French journalist Sandra Muller poses during a photo session in Paris on March 14, 2018.
BERTRAND GUAY / AFP (Photo by BERTRAND GUAY / AFP)

In her Twitter post, she told of how Brion had humiliated her, saying: “You have big breasts. You are my type of woman. I will make you orgasm all night.”

 

The post led to an outpouring of tales of harassment and assault, which were hailed as ending a culture of permissiveness in France towards unwanted advances.

 

After apologising for his remarks, Brion nonetheless decided to launch legal action against her.

 

He is asking for 50,000 euros ($55,000) in damages, 15,000 euros in legal fees ($17,000) and the deletion of the tweet where his name is mentioned.

 

‘Predator’

Drion’s legal team argue that while he does not dispute that he flirted with Muller she had portrayed him as a sexual predator and ruined his career.

 

“He has never admitted to harassing anyone.

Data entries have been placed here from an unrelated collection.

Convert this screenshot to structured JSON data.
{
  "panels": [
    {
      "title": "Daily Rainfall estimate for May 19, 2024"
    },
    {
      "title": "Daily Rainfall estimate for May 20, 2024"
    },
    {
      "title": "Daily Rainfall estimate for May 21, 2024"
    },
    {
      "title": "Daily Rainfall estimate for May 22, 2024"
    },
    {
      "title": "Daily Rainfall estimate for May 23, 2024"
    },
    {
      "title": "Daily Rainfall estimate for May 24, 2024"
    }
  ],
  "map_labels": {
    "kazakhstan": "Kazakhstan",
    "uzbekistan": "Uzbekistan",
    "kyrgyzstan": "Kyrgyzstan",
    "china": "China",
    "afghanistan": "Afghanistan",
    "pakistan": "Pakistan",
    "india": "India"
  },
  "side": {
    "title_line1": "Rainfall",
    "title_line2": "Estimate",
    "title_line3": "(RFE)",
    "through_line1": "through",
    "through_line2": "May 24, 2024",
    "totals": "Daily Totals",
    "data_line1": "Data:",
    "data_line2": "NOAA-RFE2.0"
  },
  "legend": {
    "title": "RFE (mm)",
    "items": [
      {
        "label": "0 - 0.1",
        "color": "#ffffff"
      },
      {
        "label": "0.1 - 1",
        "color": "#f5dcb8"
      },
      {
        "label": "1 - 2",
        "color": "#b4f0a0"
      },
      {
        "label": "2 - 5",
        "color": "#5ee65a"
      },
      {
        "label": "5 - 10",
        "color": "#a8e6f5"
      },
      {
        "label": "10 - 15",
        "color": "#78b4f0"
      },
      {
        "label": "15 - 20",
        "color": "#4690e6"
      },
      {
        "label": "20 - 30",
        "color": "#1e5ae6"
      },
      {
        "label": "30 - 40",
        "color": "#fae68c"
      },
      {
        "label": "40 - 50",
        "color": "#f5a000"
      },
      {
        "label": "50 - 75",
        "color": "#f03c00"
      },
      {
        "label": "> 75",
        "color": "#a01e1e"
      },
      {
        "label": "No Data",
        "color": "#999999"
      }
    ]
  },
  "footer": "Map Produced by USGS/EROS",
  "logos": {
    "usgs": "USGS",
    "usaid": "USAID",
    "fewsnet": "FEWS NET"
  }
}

He said that one evening he tried to flirt with Sandra Muller as he liked her,” Brion’s lawyer Marie Burguburu told the court. “This is his right to flirt,” she added.

 

Muller, speaking to the court, said that she wanted things to change so that “sexist insults, whatever they are, are finally taken seriously”.

 

“I started a movement that spread through all levels of society,” said Muller, who said she was happy to travel from the United States to attend the hearing.

 

In a column in Le Monde newspaper late last year, Brion admitted making “inappropriate remarks to Sandra Muller” at a cocktail party.

 

But he also accused Muller of “deliberately creating ambiguity about what happened” by linking it to the response to the Weinstein affair.

 

He complained of the severe personal and professional consequences of what he said was a “conflation of heavyhanded flirting and sexual harassment in the workplace.”

 

Many Frenchwomen made public their experiences of abusive behaviour by men in the wake of the #MeToo and #balancetonporc movements.

 

But there has also been controversy.

 

Last year a group of prominent French women, led by film star Catherine Deneuve, complained that the campaign against harassment had become “puritanical” and they defended the right of men to “hit on” women.